Personne ne pouvait se douter de ce qui se jouerait exactement le 1er février 2013. Ce jour-là, aux États-Unis, Netflix lance sa première grosse série originale. On ne le sait pas encore – encore moins en Suisse, où la plateforme n’arrivera qu’en 2014 – mais «House of Cards» est le signe d’un basculement du monde des séries. Depuis, le streaming n’a fait que prendre de l’ampleur, avec une multiplication des sites (Disney+, AppleTV+) et une transformation profonde des fictions proposées.
Avec toutes ces mutations s’est imposée une certitude: celle que les contenus seraient tous accessibles bien plus facilement. Fini les épisodes diffusés à heure fixe à la télévision, qu’on ne retrouve pas ensuite. Avec le streaming, toutes les séries sont là, à portée de clic et de visionnage.
Dix ans plus tard pourtant, il faut remiser ses certitudes au placard. Ces derniers mois ont prouvé que non seulement les plateformes ne garantissaient plus la disponibilité de leurs séries, mais aussi que ces dernières sont, plus encore qu’avant, menacées de disparition.
Des séries originales supprimées des catalogues…
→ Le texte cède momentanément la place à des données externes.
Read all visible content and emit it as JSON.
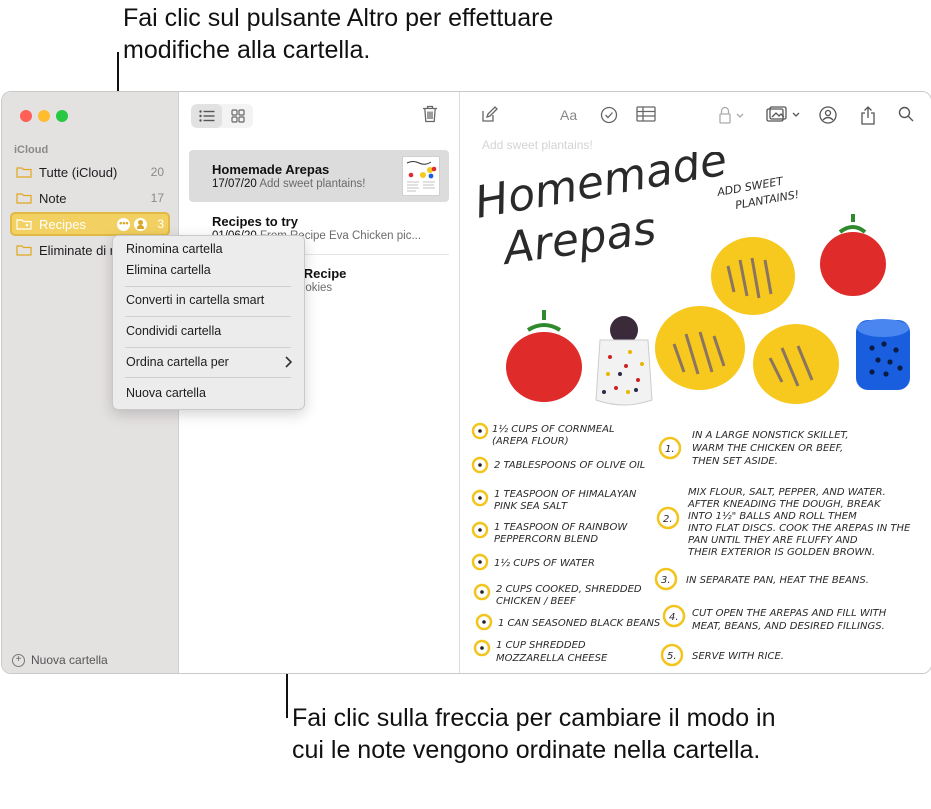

Pour comprendre, il faut se souvenir que les séries se divisent en deux catégories. D’abord, les acquisitions. Des séries produites par les chaînes traditionnelles, comme «Mad Men» sur AMC ou «Friends» sur NBC, et dont les droits sont ensuite achetés par les plateformes pour un temps limité. Ces séries voguent de site en site au gré de l’expiration des droits: «Friends» a longtemps été sur Prime Video, avant de partir sur Netflix, et «Mad Men» est désormais sur OCS, après avoir alimenté le catalogue de Prime Video.
On distingue ensuite les séries originales, qui sont donc commandées et produites par les plateformes. «House of Cards» ou «Stranger Things» pour Netflix et, par exemple, «Willow» pour Disney+. Ce sequel du film de fantasy culte sorti en 1988 (mais si, souvenez-vous, Val Kilmer avait des cheveux longs avec des tresses dedans) a été diffusé sur la plateforme à partir du 30 novembre 2022.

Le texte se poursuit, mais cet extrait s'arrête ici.